I lasted about 15 minutes. I guess I don’t share Seinfeld’s fascination with breakfast cereal trivia of the early 1960s.
A better movie with high production values, absurdist humor, arch side characters, and mid-20th C nostalgia is The Hudsucker Proxy.
I watched it. Wow. So much thrown at the wall, and nothing really stuck. So many genres or events parodied— the space race, the mafia, the Cold War, the Manhattan Project. So many opportunities for creating humor that fell as flat as a Pop-Tart. It felt like a promising framework for a comedy movie with plot device placeholders, meant to be filled in with actual jokes and humor later on, but they never got there.
There was even a parody of the Jan 6 insurrection when the protesting mascots start to riot, that just felt out of place for this movie and generally in bad taste. Too soon, Seinfeld!
About the best I can say for it was that it did have a kind of fun nostalgic vibe. I was mildly amused at the ‘Mad Men’ sequence. But overall it was a try-hard fail fest. I’d rate it lower than the AVClub review I posted, but not quite as bad as the brutal Chicago Sun-Times review posted upthread.
Whoa, whoa. Siskel and Ebert established the four-star movie review system?
I thought their system used thumbs, and a maximum of two.
I don’t know if it was unique to them, but I recall Ebert once explaining why he used the four-star system rather than the more conventional scoring out of five, ten, or a hundred.
That is certainly what they are known for and had trademarked.
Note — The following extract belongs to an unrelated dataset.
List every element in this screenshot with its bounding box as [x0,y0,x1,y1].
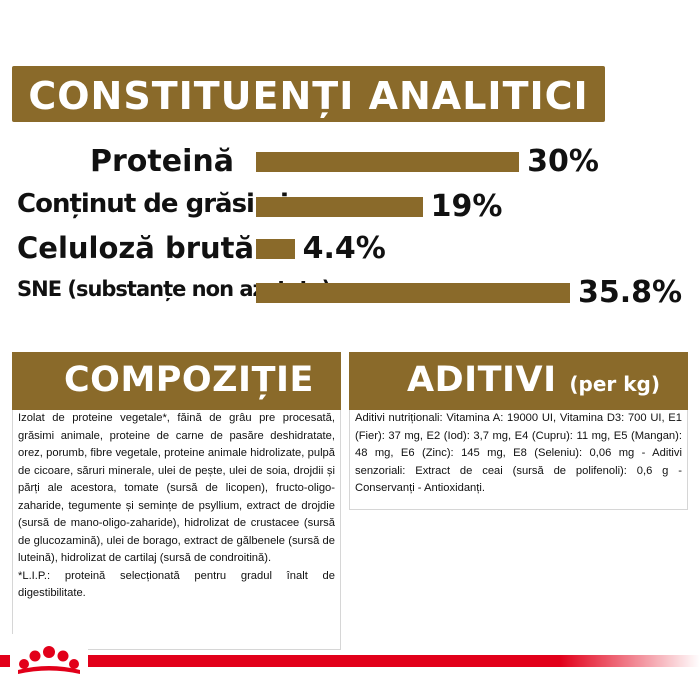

I thought the four-star system was widely used.
I believe he would have preferred to have no score and simply let people read his reviews, but people want a quick-reference to his general opinion, so he had to put some kind of star rating on movies. He poitned out its flaws. Quite famously, he rated Benji: The Hunted higher than Godfather Part III, I believe.
Never saw Benji: The Hunted but movies getting higher ratings than Godfather III aren’t uncommon.